Anuszkiewicz and the jail’s psychiatrist met with Galloway for an evaluation *332 around 10:00 a.m. on June 4. Anuszkiew-icz’s treatment notes from this evaluation are not in the record. However, the record does show that after this meeting, Anuszkiewicz ordered corrections officers to take two blankets and a sheet from Galloway and give him a suicide precautions blanket. His observational status was then changed from fifteen minute observations for odd behavior to fifteen minute observations for odd and aggressive behavior. Also, a comment was added to the daily mental health “blurb” sheet that Galloway should be approached with caution.

Defendant Jeff MeCollister began a shift in the D Section at 2:00 p.m. on June 4. Galloway was the only inmate in the D Section on any form of observations when corrections officer MeCollister began his shift. Sometime before 5:38 p.m., McCol-lister let Galloway out of his cell to use the steel-corded telephones in the rear of D Section. Prisoners on observations are permitted to use the telephone at the officer’s discretion. MeCollister subsequently saw Galloway on the phone twice between 5:33 p.m. and 6:05 p.m. Prison phone records, however, indicate that Galloway never dialed the telephone.

While Galloway was out of his cell near the telephones, MeCollister left him alone and began a medication round with a nurse at 6:20 p.m. When MeCollister and the nurse arrived at the rear of D Section, MeCollister asked the nurse to wait outside of the housing section so that he could put Galloway back in his cell to keep him separated from the nurse. At 6:26 p.m., MeCollister opened the door to the rear of D Section and observed Galloway lying against the wall with the telephone’s steel cord wrapped around his neck. Emergency responders transported Galloway to a nearby hospital where he died on June 21, 2008.

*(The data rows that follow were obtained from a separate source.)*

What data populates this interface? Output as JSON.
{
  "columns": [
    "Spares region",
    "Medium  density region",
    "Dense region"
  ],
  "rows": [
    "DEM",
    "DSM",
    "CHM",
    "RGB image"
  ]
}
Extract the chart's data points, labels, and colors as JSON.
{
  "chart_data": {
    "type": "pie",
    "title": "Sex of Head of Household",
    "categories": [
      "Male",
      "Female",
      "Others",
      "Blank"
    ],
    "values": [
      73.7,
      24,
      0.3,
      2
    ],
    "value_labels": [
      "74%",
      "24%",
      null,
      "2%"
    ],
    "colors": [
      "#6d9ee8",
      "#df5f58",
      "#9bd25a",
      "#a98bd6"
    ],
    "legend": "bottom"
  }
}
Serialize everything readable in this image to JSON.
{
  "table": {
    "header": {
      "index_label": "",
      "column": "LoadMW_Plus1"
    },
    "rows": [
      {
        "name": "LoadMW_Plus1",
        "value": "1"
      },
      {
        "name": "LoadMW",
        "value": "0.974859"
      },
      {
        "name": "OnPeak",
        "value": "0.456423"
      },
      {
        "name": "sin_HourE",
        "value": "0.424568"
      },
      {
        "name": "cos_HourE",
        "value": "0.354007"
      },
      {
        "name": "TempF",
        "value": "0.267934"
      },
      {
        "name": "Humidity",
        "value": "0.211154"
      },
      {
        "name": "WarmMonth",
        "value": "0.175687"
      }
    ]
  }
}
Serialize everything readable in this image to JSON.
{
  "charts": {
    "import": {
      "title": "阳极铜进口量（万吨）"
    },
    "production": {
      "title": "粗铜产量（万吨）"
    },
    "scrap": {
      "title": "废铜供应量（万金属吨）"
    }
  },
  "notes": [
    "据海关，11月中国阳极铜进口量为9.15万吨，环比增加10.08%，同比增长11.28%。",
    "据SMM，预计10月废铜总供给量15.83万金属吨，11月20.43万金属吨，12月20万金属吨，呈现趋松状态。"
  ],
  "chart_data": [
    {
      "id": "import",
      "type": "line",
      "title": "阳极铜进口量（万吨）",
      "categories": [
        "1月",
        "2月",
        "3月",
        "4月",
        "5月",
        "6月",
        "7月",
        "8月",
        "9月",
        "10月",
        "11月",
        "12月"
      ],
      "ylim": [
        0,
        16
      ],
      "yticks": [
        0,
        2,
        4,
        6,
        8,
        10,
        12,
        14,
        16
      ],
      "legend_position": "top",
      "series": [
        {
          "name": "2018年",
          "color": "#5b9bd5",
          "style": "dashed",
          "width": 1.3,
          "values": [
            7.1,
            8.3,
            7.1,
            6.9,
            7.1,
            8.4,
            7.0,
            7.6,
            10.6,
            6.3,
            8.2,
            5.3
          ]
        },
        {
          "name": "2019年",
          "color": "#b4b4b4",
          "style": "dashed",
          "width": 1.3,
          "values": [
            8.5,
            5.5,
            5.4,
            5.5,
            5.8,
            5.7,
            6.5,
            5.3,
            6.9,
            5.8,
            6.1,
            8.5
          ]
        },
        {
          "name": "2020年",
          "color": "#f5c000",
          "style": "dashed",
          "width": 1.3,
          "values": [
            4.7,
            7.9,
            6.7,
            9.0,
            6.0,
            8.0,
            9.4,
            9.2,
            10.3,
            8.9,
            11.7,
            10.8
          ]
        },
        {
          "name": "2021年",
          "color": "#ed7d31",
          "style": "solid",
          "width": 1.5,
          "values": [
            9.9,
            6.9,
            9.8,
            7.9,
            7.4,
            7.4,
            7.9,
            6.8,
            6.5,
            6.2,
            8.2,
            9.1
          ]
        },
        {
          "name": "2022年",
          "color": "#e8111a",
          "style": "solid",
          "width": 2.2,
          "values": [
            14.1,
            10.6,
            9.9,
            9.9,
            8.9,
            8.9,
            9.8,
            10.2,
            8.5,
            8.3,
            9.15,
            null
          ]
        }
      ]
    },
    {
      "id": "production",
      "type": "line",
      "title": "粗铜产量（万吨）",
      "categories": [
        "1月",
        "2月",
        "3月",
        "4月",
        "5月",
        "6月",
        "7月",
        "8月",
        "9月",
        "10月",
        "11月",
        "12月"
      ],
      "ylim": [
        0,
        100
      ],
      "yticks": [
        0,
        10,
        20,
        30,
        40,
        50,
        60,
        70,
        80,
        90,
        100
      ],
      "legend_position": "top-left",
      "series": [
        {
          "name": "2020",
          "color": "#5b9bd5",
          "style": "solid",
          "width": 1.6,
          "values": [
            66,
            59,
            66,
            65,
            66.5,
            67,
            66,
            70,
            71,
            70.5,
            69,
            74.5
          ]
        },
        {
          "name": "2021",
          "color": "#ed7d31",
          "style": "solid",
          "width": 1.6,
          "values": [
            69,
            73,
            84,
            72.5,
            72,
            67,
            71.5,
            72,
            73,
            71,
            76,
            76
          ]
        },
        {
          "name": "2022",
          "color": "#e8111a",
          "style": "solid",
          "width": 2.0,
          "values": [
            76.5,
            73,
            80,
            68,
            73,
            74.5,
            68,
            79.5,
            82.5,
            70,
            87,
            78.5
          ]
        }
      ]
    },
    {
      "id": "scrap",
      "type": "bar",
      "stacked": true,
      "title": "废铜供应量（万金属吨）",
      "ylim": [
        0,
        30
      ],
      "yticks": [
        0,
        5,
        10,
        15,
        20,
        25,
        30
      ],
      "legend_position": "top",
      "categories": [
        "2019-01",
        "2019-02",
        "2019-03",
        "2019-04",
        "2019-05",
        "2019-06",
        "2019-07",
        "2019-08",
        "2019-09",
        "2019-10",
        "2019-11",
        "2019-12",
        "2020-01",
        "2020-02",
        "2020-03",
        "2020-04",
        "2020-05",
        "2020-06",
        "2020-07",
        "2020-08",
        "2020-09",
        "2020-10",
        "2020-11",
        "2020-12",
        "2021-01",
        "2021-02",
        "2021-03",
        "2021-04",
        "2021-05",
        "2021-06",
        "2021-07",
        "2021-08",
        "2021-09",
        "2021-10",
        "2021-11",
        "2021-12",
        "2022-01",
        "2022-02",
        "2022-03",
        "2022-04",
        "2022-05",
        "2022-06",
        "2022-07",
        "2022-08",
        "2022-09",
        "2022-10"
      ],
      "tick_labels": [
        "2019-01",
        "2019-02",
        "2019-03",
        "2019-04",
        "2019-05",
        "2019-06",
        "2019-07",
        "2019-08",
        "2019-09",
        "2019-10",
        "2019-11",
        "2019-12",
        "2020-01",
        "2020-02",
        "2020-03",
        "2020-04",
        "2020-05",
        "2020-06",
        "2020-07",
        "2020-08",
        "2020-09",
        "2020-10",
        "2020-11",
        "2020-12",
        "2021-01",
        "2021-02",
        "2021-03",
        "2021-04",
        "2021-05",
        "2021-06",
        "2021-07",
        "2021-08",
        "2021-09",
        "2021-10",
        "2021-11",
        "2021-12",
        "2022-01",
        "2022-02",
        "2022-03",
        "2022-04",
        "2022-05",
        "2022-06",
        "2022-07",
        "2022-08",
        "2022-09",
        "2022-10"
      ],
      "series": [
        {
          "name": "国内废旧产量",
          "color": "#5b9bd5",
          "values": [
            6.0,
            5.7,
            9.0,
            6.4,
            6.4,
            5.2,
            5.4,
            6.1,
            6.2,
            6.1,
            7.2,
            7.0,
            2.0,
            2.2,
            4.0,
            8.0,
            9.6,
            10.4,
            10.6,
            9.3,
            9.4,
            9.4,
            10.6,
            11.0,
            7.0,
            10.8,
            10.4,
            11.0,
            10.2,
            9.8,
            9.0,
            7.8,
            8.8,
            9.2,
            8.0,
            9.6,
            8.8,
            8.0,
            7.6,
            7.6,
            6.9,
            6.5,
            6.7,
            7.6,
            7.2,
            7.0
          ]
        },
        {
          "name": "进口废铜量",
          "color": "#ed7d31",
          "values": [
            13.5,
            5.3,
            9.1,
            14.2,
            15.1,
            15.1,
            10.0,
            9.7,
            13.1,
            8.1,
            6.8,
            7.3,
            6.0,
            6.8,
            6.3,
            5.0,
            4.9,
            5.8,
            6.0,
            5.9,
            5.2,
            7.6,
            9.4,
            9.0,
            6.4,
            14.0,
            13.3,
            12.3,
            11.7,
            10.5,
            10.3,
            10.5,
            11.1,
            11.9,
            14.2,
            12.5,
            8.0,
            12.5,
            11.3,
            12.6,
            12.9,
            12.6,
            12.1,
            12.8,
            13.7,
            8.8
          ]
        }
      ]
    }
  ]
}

As the personal representative of Steven Galloway’s estate, plaintiff William Galloway brought a variety of federal and state-law claims against eleven different defendants as a result of his brother’s suicide. The district court dismissed three defendants, granted summary judgment to the remaining eight on all federal claims, and dismissed the state-law claims without prejudice. Galloway appeals only the grant of summary judgment in favor of defendants Anuszkiewicz and MeCollister on his claims brought pursuant to 42 U.S.C. § 1983 alleging that they were deliberately indifferent to Steven Galloway’s serious medical needs.

II.

A.

We review de novo a district court’s grant of summary judgment. Longaberger Co. v. Kolt, 586 F.3d 459, 465 (6th Cir.2009). Summary judgment is proper “if the movant shows that there is no genuine dispute as to any material fact and the movant is entitled to judgment as a matter of law.” Fed.R.Civ.P. 56(a); see also Celotex Corp. v. Catrett, 477 U.S. 317, 323, 106 S.Ct. 2548, 91 L.Ed.2d 265 (1986). When determining whether the movant has met this burden, we view the evidence in the light most favorable to the nonmov-ing party. Smith Wholesale Co., Inc. v. R.J.